What I observed through my binoculars gainsay the theory according to which there isn’t much to see in a classical concert, with all due respect to the giant squirrel. Here are my orchestrical-zoological observations:

  • There is nothing more out of tune -pardon the pun- and disturbing than an obese violinist. A violin player has to be slender by definition, delicate like the instrument he or she plays. On the contrary, it was ok for the kettledrums/timpani player to be obese. I truly appreciated his keeping those four huge beasts under control.
  • The rear players look much more committed than the front row guys. The xylophonists spent all their time during breaks and intermission discussing the score and rehearsing, whereas most of the violins were chit-chatting, legs stretched out, sipping margaritas and smoking Cuban cigars.
  • The tam-tam or gong was very disappointing. At a certain point the tam-tam player gripped the mallet and angled his body around the instrument thus signalling -I naively thought- that he was ready to strike. In fact, he kept that posture for 4 long minutes during which I didn’t dare to move my binoculars away from him out of fear of missing the one-second show. In the end it turned out that the sound was nothing like… what a gong is supposed to sound like, I mean like the Addams family’s gong ("You rang?"). I have to admit that Stravinsky’s sense of rhythm is much more articulate than that of Gomez Addams and thus the gong sound was disappointingly weak, the strike almost imperceptible. In short, I’ve been staring at a gong-hugger for 4 minutes for nothing.
  • Harpists: I wanna found out how they manage to take the instrument home. No wonder I never met a harpist in the subway after a concert.

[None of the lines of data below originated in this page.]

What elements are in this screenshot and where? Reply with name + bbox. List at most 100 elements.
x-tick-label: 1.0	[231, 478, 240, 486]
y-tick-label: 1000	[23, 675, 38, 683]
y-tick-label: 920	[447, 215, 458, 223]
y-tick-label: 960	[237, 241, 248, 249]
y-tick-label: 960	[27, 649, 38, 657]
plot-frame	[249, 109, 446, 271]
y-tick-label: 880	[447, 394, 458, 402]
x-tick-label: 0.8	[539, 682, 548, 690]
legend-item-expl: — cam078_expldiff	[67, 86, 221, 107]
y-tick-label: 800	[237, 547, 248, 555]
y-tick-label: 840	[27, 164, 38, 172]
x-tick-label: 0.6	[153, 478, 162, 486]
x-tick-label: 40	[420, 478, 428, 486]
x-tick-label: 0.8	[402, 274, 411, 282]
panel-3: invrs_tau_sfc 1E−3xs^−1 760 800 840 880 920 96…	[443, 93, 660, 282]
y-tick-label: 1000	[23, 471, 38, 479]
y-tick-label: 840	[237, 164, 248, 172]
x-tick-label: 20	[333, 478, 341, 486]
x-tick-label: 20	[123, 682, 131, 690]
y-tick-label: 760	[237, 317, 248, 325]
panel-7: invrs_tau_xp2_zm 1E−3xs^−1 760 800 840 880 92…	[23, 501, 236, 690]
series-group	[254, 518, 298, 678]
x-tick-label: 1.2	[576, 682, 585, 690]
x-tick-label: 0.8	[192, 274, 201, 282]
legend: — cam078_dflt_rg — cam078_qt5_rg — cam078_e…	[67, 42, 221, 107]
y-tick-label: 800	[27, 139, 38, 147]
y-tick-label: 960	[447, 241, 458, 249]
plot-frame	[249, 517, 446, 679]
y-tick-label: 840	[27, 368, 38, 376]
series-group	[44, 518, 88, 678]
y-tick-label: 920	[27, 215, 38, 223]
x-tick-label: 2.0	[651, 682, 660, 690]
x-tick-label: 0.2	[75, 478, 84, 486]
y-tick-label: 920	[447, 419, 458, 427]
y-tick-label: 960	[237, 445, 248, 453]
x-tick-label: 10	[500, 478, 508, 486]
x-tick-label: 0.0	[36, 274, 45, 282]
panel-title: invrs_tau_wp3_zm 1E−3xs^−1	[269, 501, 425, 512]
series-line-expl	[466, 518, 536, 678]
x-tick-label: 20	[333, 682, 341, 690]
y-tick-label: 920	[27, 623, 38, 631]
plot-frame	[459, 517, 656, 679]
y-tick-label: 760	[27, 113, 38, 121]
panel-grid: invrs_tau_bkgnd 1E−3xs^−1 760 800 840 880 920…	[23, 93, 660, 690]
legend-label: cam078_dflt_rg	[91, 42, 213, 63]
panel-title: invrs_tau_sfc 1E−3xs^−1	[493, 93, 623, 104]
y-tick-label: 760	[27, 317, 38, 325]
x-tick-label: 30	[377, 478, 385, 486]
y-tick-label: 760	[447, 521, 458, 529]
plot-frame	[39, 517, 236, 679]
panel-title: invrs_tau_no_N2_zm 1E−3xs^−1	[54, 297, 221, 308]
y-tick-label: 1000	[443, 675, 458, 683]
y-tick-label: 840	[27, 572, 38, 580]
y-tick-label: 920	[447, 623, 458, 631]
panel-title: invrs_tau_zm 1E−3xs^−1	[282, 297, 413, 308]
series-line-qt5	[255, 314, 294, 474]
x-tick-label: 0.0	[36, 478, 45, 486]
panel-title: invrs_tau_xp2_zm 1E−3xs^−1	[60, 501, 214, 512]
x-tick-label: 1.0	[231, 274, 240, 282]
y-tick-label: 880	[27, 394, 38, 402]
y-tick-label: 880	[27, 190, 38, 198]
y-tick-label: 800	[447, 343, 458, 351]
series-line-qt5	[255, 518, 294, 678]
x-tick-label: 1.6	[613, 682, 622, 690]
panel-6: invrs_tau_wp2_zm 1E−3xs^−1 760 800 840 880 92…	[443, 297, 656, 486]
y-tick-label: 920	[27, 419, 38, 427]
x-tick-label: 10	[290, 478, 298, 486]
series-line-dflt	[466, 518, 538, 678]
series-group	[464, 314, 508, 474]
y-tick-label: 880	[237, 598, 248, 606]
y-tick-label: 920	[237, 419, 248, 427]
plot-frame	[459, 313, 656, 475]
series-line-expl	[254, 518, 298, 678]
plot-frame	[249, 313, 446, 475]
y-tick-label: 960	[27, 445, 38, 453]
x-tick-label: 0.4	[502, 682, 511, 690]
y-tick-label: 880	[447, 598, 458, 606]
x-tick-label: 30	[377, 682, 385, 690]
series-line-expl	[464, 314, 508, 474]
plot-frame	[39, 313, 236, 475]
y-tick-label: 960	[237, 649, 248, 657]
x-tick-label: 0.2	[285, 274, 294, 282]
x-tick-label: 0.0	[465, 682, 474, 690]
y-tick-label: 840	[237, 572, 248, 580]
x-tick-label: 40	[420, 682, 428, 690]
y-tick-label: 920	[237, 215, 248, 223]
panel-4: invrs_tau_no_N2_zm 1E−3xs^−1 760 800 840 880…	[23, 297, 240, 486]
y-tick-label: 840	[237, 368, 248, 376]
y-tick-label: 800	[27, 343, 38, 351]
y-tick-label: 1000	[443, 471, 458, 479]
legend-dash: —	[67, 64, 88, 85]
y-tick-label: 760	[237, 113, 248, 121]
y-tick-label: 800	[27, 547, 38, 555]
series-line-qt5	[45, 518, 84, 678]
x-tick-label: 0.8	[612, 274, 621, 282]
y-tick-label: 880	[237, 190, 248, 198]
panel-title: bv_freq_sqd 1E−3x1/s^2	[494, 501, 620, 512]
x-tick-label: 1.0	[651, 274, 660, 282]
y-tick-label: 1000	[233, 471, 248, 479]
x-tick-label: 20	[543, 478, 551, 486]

I loved Stravinsky’s Petrouchka. It bears all the powerful and evocative elements of Russian culture.

“My music is best understood by children and animals.”

Igor Stravinsky

Wednesday, February 20, 2008

Seeing penguins in Koreatown



For Valentine’s day my husband gave me the perfect gift: we went to an exquisite luxury spa in Koreatown to each enjoy a pampering evening of rejuvenation. Aura Wellness Spa features what they call “Therapeutic Grottos for healing and relaxation”. In other words, three or four igloo shaped ovens at lobster boiling hot temperature, and an igloo shaped refrigerator at Arctic cold temperature.

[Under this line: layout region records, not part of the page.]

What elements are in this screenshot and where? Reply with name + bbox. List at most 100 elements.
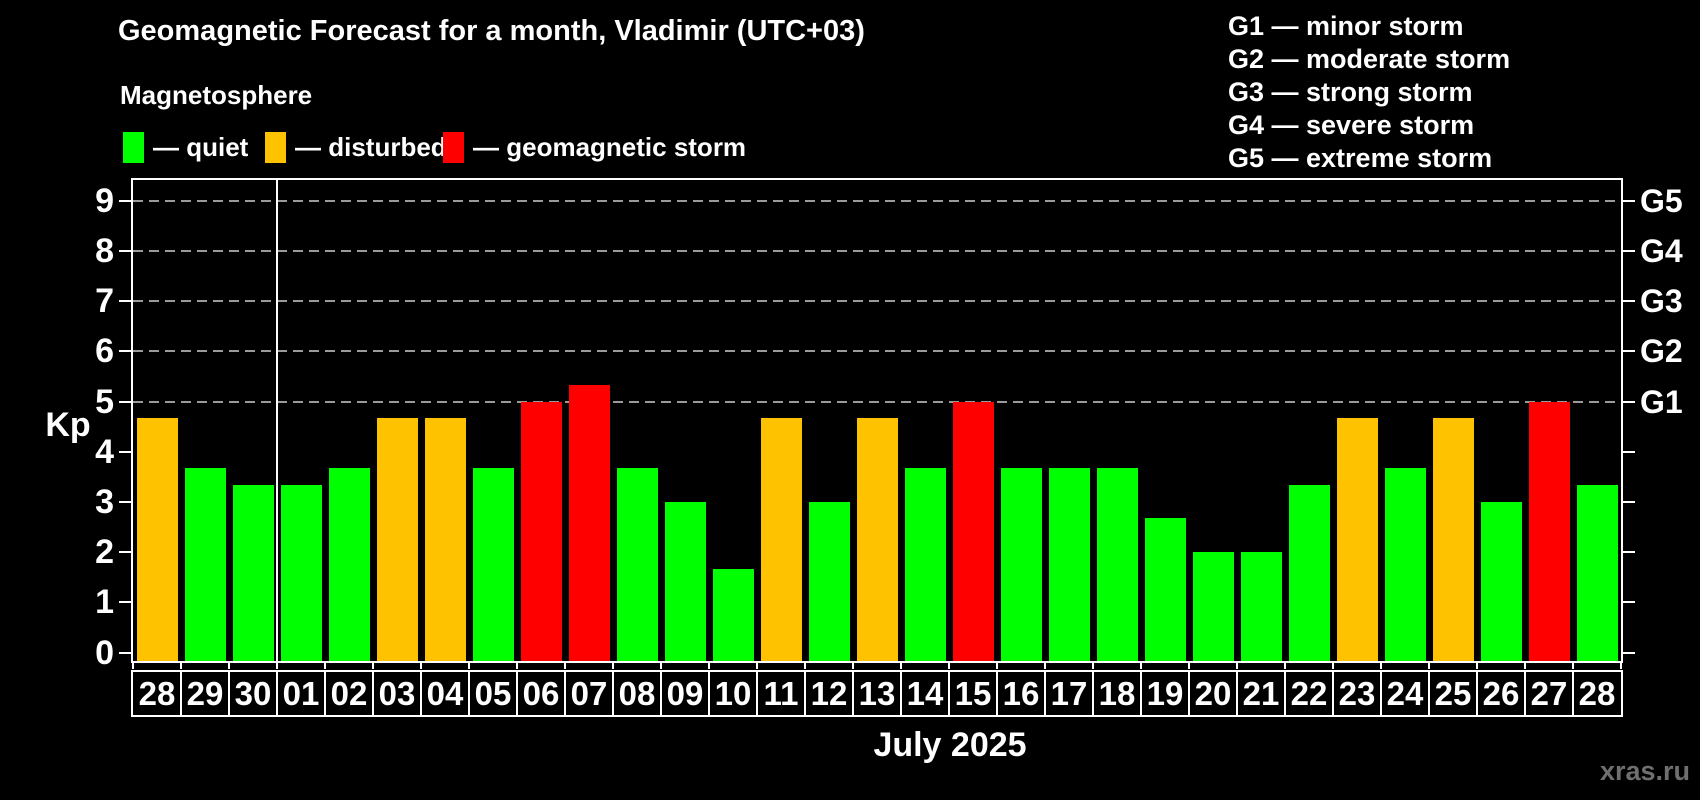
day-label-07-july: 07 <box>570 675 608 712</box>
day-label-21-july: 21 <box>1242 675 1280 712</box>
y-tick-label: 9 <box>95 181 114 220</box>
day-label-06-july: 06 <box>522 675 560 712</box>
g-level-label: G3 <box>1640 283 1683 320</box>
day-label-17-july: 17 <box>1050 675 1088 712</box>
y-tick-label: 0 <box>95 633 114 672</box>
y-tick <box>119 601 133 604</box>
day-cell-divider <box>1188 672 1190 715</box>
g-legend-item: G3 — strong storm <box>1228 77 1473 107</box>
day-label-20-july: 20 <box>1194 675 1232 712</box>
right-tick <box>1623 249 1635 252</box>
day-label-03-july: 03 <box>378 675 416 712</box>
bar-day-16 <box>1000 468 1042 661</box>
y-tick <box>119 300 133 303</box>
watermark: xras.ru <box>1599 756 1690 786</box>
bar-day-01 <box>280 485 322 661</box>
day-label-26-july: 26 <box>1482 675 1520 712</box>
bar-day-12 <box>808 501 850 661</box>
day-cell-divider <box>612 672 614 715</box>
day-label-19-july: 19 <box>1146 675 1184 712</box>
legend-item-storm: — geomagnetic storm <box>443 131 746 163</box>
day-label-16-july: 16 <box>1002 675 1040 712</box>
bar-day-28 <box>136 418 178 661</box>
legend-item-disturbed: — disturbed <box>265 131 447 163</box>
x-tick <box>132 661 134 669</box>
day-label-23-july: 23 <box>1338 675 1376 712</box>
quiet-color-swatch <box>123 131 144 163</box>
day-label-27-july: 27 <box>1530 675 1568 712</box>
day-label-01-july: 01 <box>282 675 320 712</box>
x-tick <box>1476 661 1478 669</box>
day-label-02-july: 02 <box>330 675 368 712</box>
day-cell-divider <box>468 672 470 715</box>
x-tick <box>1284 661 1286 669</box>
x-tick <box>948 661 950 669</box>
x-tick <box>228 661 230 669</box>
day-label-09-july: 09 <box>666 675 704 712</box>
x-tick <box>660 661 662 669</box>
day-cell-divider <box>660 672 662 715</box>
bar-day-08 <box>616 468 658 661</box>
legend-item-quiet: — quiet <box>123 131 248 163</box>
y-tick-label: 4 <box>95 432 114 471</box>
x-tick <box>420 661 422 669</box>
x-tick <box>372 661 374 669</box>
day-cell-divider <box>324 672 326 715</box>
day-cell-divider <box>1380 672 1382 715</box>
bar-day-17 <box>1048 468 1090 661</box>
bar-day-29 <box>184 468 226 661</box>
plot-frame <box>131 178 1623 663</box>
g-level-label: G5 <box>1640 182 1683 219</box>
bar-day-06 <box>520 401 562 661</box>
x-tick <box>1620 661 1622 669</box>
day-cell-divider <box>1092 672 1094 715</box>
bar-day-25 <box>1432 418 1474 661</box>
chart-title: Geomagnetic Forecast for a month, Vladim… <box>118 15 865 47</box>
y-tick <box>119 551 133 554</box>
day-label-14-july: 14 <box>906 675 944 712</box>
right-tick <box>1623 500 1635 503</box>
right-tick <box>1623 300 1635 303</box>
g-level-label: G1 <box>1640 383 1683 420</box>
day-label-25-july: 25 <box>1434 675 1472 712</box>
legend-label-quiet: — quiet <box>153 131 249 162</box>
bar-day-30 <box>232 485 274 661</box>
day-cell-divider <box>1428 672 1430 715</box>
day-label-28-july: 28 <box>1578 675 1616 712</box>
g-legend-item: G2 — moderate storm <box>1228 44 1511 74</box>
bar-day-26 <box>1480 501 1522 661</box>
day-label-13-july: 13 <box>858 675 896 712</box>
day-label-18-july: 18 <box>1098 675 1136 712</box>
bar-day-21 <box>1240 552 1282 661</box>
g-legend-item: G4 — severe storm <box>1228 110 1475 140</box>
x-tick <box>276 661 278 669</box>
day-cell-divider <box>948 672 950 715</box>
bar-day-24 <box>1384 468 1426 661</box>
day-cell-divider <box>1476 672 1478 715</box>
x-tick <box>900 661 902 669</box>
x-tick <box>708 661 710 669</box>
day-cell-divider <box>228 672 230 715</box>
day-label-04-july: 04 <box>426 675 464 712</box>
x-tick <box>1044 661 1046 669</box>
day-cell-divider <box>372 672 374 715</box>
gridline-kp-6 <box>133 350 1621 353</box>
right-tick <box>1623 601 1635 604</box>
bar-day-11 <box>760 418 802 661</box>
magnetosphere-label: Magnetosphere <box>120 80 313 110</box>
y-tick <box>119 199 133 202</box>
x-tick <box>516 661 518 669</box>
bar-day-23 <box>1336 418 1378 661</box>
day-label-12-july: 12 <box>810 675 848 712</box>
bar-day-14 <box>904 468 946 661</box>
y-tick-label: 1 <box>95 583 114 622</box>
day-cell-divider <box>852 672 854 715</box>
day-cell-divider <box>708 672 710 715</box>
day-cell-divider <box>996 672 998 715</box>
day-cell-divider <box>1236 672 1238 715</box>
g-legend-item: G1 — minor storm <box>1228 11 1464 41</box>
x-tick <box>612 661 614 669</box>
x-tick <box>1092 661 1094 669</box>
bar-day-27 <box>1528 401 1570 661</box>
y-tick <box>119 450 133 453</box>
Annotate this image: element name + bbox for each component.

Once we overcame the mirage effects and managed to stop discussing Kosovo’s independence with lions and penguins, we relaxed, feeling like jello and had fun, an indescribable jello-type of fun. We also met a guy and got some travel tips for Miami and Florida (who says new yorkers are rude? And I swear he was not part of the penguin gang). We ended up talking about Slovakia, his girlfriend's home country. I was tempted to utter that European joke that goes: “the most important thing to know about Slovakia is that it’s not Slovenia”, but I wasn’t sure he would have appreciated the inside humour. Even if I had told him that the joke works the other way around too, when speaking of Slovenia...

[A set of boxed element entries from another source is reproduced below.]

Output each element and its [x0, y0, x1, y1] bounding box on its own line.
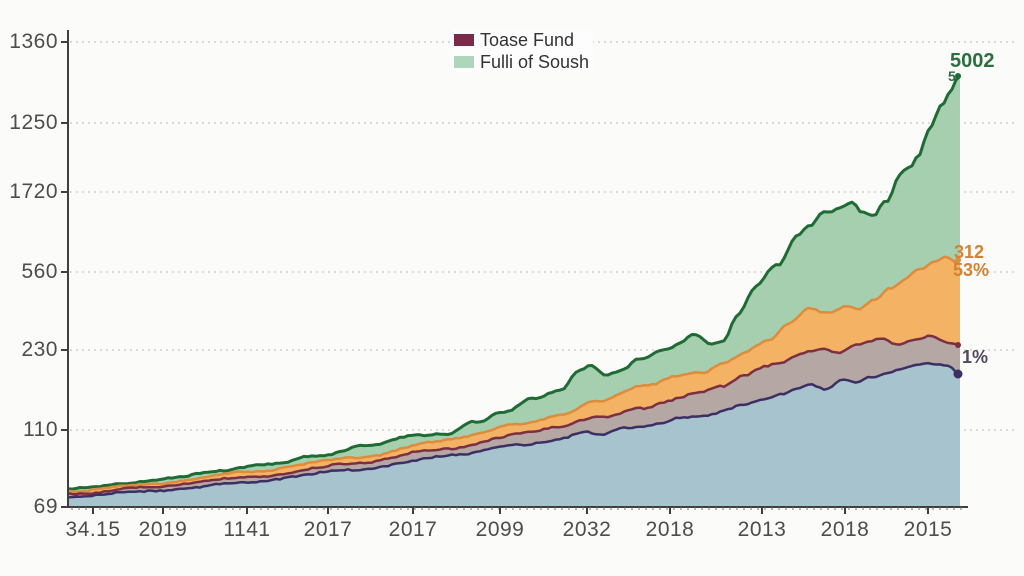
x-tick-label: 2099 — [475, 518, 525, 541]
y-tick-label: 1250 — [9, 111, 58, 134]
y-tick-label: 560 — [21, 260, 58, 283]
x-tick-label: 2015 — [903, 518, 953, 541]
end-markers — [953, 73, 963, 379]
x-tick-label: 2013 — [737, 518, 787, 541]
annotation-orange-value: 312 — [954, 242, 985, 262]
x-tick-label: 1141 — [223, 518, 271, 541]
annotation-green-sub: 5 — [948, 68, 956, 84]
annotation-purple-pct: 1% — [962, 347, 989, 367]
legend-item-fulli-of-soush: Fulli of Soush — [452, 51, 594, 73]
legend-item-toase-fund: Toase Fund — [452, 29, 594, 51]
y-tick-label: 1720 — [9, 180, 58, 203]
legend-label: Toase Fund — [480, 29, 575, 50]
legend-label: Fulli of Soush — [480, 51, 590, 72]
legend-swatch-maroon — [454, 34, 474, 46]
series-lines — [67, 74, 962, 499]
x-tick-label: 2032 — [562, 518, 612, 541]
area-Toase Fund — [68, 335, 960, 498]
legend: Toase Fund Fulli of Soush — [452, 29, 594, 73]
line-Toase Fund — [67, 334, 961, 496]
y-tick-label: 230 — [21, 338, 58, 361]
annotation-orange-pct: 53% — [953, 260, 990, 280]
area-fills — [68, 76, 960, 507]
y-tick-label: 1360 — [9, 30, 58, 53]
x-tick-label: 2018 — [645, 518, 695, 541]
line-Fulli of Soush — [67, 74, 962, 491]
x-tick-label: 2017 — [388, 518, 438, 541]
end-marker-unlabeled-orange — [955, 257, 961, 263]
end-marker-unlabeled-purple — [953, 369, 963, 379]
line-unlabeled-orange — [67, 255, 961, 494]
x-tick-label: 34.15 — [65, 518, 121, 541]
legend-swatch-green — [454, 56, 474, 68]
x-tick-label: 2017 — [303, 518, 353, 541]
end-marker-Toase Fund — [955, 342, 961, 348]
end-marker-Fulli of Soush — [955, 73, 961, 79]
y-tick-label: 69 — [33, 495, 58, 518]
annotation-green-value: 5002 — [950, 50, 995, 72]
x-tick-label: 2018 — [820, 518, 870, 541]
axes-and-ticks — [61, 30, 968, 514]
area-unlabeled-purple — [68, 363, 960, 507]
line-unlabeled-purple — [67, 361, 961, 499]
y-tick-label: 110 — [23, 418, 58, 441]
x-tick-label: 2019 — [138, 518, 188, 541]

After a short while, we were brought to the area where an intense massage began. I'm no stranger to shiatsu massage but when I saw the Korean masseuse climbing on top of me I knew something was up. She could barely speak English. The only word she said was “TENSION” when she first squeezed my neck muscles. Next thing I know, I was no longer a spa client. I was her piece of meat. She made the utmost use of her masochist skills on my right shoulder, punching, spanking, smacking and elbowing all the knots in my muscles. At that point the flock of penguins was back.

I was glad to go home with my right shoulder. I am glad my Korean torturer did not keep it as a souvenir. The next day I walked around town like a zombie, true, but a healthy and relaxed one. After all, we hope this is going to become our monthly torture ritual.